From time immemorial, there has been a division of labor between thumbs and fingers. Thumbs, intrinsically awkward, serve principally to stabilize the hand’s grip. Occasionally they engage with large objects, like the space bar on a keyboard. But they are too large to take on detailed activities independently. Fingers, intrinsically agile, are used for actions requiring dexterity and accuracy. There is a reason flautists avoid playing their instrument with their thumbs. The thumbs support the flute. They cannot create the music.

Another example. When reading War and Peace, we rely on our most discriminating finger to turn the 1,225 pages. The second finger is the most precise digit. Doctors refer to it as the index finger for good reason. The thumb can play an auxiliary role in turning pages, but the index finger takes the lead. Trust me on this. I passed anatomy in medical school in 1972. Human anatomy has changed little over the past half century.

OK. The structure and function of our ten digits has now been scientifically established.

Cutting to our current problem, young people decided some time ago to ignore the wisdom passed down from their elders and deploy their thumbs to the task of typing. And they do so on microscopic cell phone keyboards. Older and wiser folk opt to use their fingers – or more commonly their dominant hand’s index finger – to type slowly and carefully on cell phone keyboards. The results are wondrous. Few misspelled words. Punctuation is crisp and clear.

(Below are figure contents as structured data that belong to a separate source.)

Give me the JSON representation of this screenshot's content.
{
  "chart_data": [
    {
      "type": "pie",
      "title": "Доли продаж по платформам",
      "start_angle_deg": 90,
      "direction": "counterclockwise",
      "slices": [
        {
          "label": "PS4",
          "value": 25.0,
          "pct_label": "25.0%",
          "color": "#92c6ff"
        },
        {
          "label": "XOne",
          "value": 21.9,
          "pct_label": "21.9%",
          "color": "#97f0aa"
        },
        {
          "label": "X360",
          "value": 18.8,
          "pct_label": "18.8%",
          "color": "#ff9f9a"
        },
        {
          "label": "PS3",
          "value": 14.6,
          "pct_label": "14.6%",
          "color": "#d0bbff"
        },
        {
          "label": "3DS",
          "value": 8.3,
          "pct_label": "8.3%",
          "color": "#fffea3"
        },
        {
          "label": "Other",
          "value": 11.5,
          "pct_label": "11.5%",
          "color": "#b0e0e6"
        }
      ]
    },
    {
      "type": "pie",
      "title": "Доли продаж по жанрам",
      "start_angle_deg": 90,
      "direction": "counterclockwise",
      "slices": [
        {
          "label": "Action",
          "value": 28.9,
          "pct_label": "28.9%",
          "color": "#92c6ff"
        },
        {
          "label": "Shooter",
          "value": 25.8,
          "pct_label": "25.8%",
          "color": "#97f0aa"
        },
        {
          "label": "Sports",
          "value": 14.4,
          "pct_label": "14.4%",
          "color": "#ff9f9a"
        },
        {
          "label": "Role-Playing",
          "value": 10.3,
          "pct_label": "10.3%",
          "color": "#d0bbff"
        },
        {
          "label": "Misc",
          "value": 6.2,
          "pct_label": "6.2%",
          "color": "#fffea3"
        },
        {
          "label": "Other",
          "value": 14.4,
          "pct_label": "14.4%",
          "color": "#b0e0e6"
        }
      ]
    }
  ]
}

For young people, typing with the thumbs generates myriad problems. Misspelled words abound – “ur” instead of “your” or “you’re,” “n” instead of “and.” How does “to be honest” end up as “tbh”? And excuse me for asking, but what became of periods and commas in young people’s writing? Is capitalization a crime? My index finger never misses the period or comma keys. It never views the capitalization key as an inconvenience.

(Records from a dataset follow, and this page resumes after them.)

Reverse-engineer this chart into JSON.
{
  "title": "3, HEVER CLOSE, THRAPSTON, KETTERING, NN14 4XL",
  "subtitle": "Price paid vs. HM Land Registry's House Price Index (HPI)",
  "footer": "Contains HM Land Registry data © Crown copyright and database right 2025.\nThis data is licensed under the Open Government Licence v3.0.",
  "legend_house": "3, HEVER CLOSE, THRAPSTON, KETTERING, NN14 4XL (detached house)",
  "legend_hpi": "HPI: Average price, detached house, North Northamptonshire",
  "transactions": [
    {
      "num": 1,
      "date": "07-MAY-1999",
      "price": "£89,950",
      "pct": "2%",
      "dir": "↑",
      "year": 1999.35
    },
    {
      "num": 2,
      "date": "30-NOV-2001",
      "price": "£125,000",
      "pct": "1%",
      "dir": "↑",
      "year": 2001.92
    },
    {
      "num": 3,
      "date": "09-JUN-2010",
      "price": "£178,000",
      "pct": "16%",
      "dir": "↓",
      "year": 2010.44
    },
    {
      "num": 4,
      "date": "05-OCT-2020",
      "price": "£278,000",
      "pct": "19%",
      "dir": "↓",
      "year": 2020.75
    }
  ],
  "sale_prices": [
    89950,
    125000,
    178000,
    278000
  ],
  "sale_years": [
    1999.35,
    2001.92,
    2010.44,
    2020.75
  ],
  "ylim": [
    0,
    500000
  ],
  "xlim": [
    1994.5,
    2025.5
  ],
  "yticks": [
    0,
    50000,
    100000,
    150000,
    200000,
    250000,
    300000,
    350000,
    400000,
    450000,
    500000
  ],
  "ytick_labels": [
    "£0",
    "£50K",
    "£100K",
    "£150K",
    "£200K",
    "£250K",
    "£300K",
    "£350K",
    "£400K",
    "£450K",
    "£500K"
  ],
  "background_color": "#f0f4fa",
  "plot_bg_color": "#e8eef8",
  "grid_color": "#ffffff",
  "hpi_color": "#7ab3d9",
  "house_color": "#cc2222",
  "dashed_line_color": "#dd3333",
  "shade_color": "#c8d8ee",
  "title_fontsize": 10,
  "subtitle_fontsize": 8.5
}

Truth be told, I long for the days of typewriter keyboards. Sixty words a minute was a snap. All ten digits knew their roles. Written words could be produced quickly, easily, and accurately.

But nostalgia holds a faint candle against the winds of change.

As I continue my journey, I pause to contemplate two diverging paths ahead. To pick one route means sticking with the world we older folks created. To take the other requires accepting that young people are creating the future.

Taking the first path will feel more comfortable, initially. But I fear I will become the grumpy old man I’m trying to avoid. If I choose the second path, I may feel awkward. But I will come to accept that young people are the ones constructing our new world. They are creating many new approaches to living and doing their best to solve the myriad problems we older folks created. If I am lucky, I may get to live in this new world for a while, as a calm older man. And I can try to help clean up some of the messes made by us older folks.

I hesitate a moment more. Which path will it be? The sun is coursing westwards and I must make my choice. Slowly at first, I place one foot in front of the other. My pace picks up as I decide to acknowledge the oncoming generation. It is time.

And this choice apparently requires I start typing with my thumbs.